Gandinus le dit ouvertement : dans la procédure inquisitio ex officio, l’ordo est établi par le canon Qualiter et quando « servandus est ». Il y a donc deux phases. La première est d’ordre général : lorsque le coupable est inconnu, le juge doit enquêter de plano pour l’identifier. L’autre est d’ordre spécial, contre une personne déterminée. Dans ce cas, les solemnitates rituelles doivent être respectées : convocation, remise des chefs d’accusation, possibilité de défense (Tractatus p. 40). Il en va de même lorsque la procédure inquisitoire est cum promotore, c’est-à-dire avec un demandeur qui demande manifestement de procéder ex officio contre une personne donnée (Tractatus p. 40). Il s’agit là d’un processus mixte très intéressant, une sorte d’accusation renforcée qui met en mouvement des mécanismes particuliers, laissant la charge de la preuve au demandeur : « Unde promotor inquisitionis debet probare quod ille contra quem inquiritur sit de illo crimine infamatus » (Tractatus p. 41).

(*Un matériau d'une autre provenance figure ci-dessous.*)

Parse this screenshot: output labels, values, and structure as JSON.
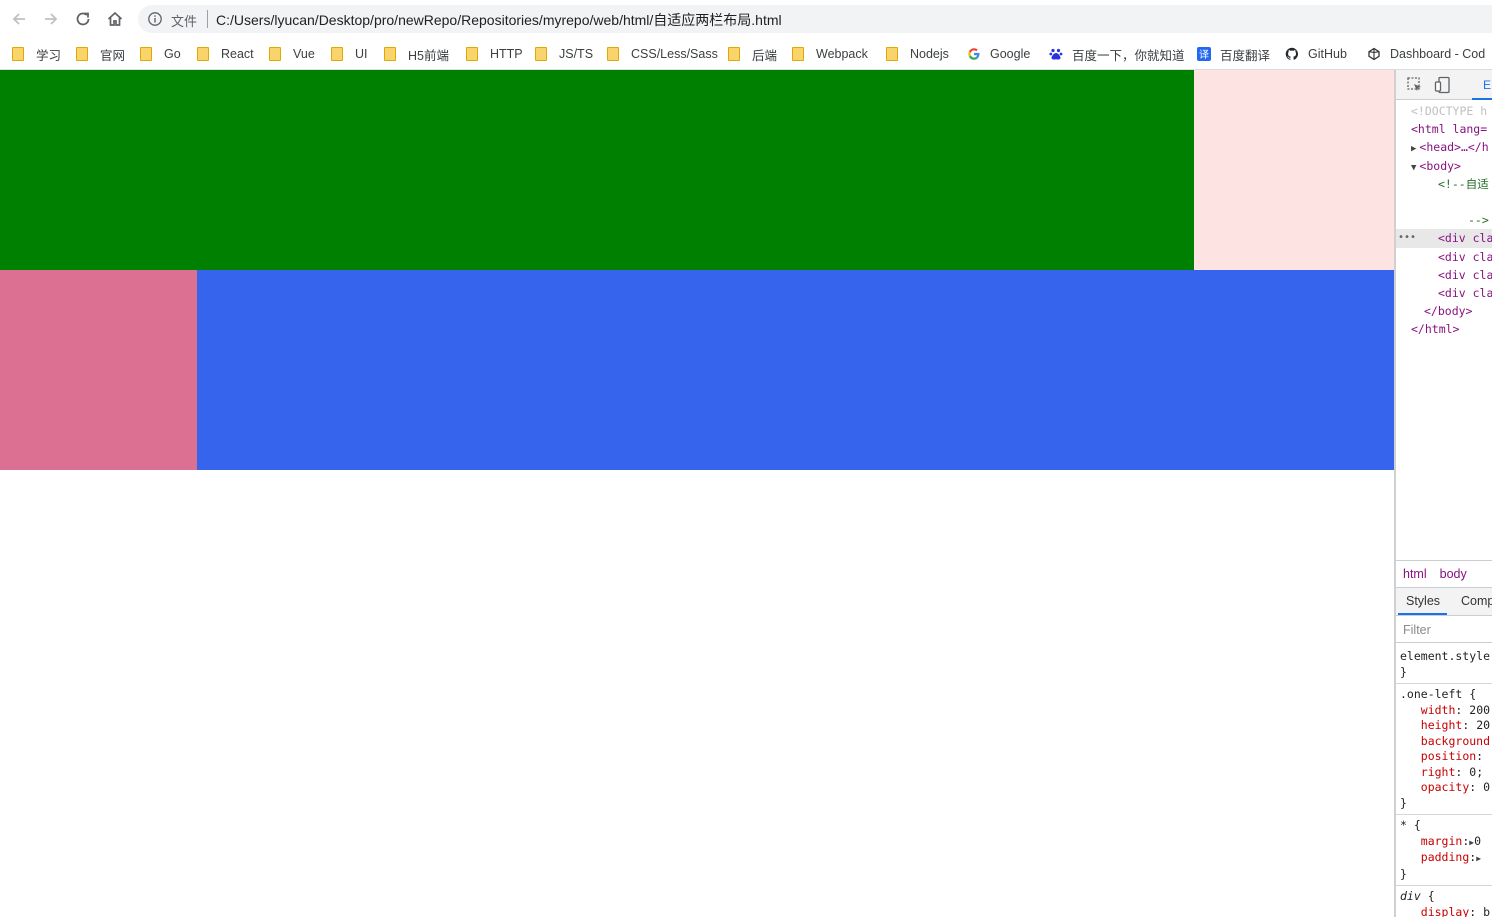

Sur le plan idéologique, l’influence la plus visible du langage canonique concerne le rôle de la vérité, qui était central dans les textes d’Innocent III. Chez Gandinus, la vérité, en tant que but ultime du procès, désarticule nécessairement l’intérêt partisan du système accusatoire. Un conflit frontal s’ouvre entre la vérité que le juge doit atteindre par l’enquête ex officio et les motifs « privés » qui soutiennent l’accusation partisane. Ainsi, la procédure inquisitoire est utile et doit être préférée parce qu’elle permet d’atteindre plus facilement la veritas, c’est-à-dire la culpa (Tractatus, p. 47). L’inquisitio est plus efficace ratione veritatis (Tractatus p. 47, ligne 21) ; ceux qui ne veulent pas procéder à cette procédure, « per quam facilius veritas invenitur », sont de connivence avec la partie adverse. Cette exigence de vérité dépend d’une raison politique sous-jacente qui unit les différents niveaux de justice : l’intérêt de la res publica à punir les crimes ou à ne pas les laisser impunis ; d’où l’obligation pour le juge de libérer la province des criminels (Fraher, 1984).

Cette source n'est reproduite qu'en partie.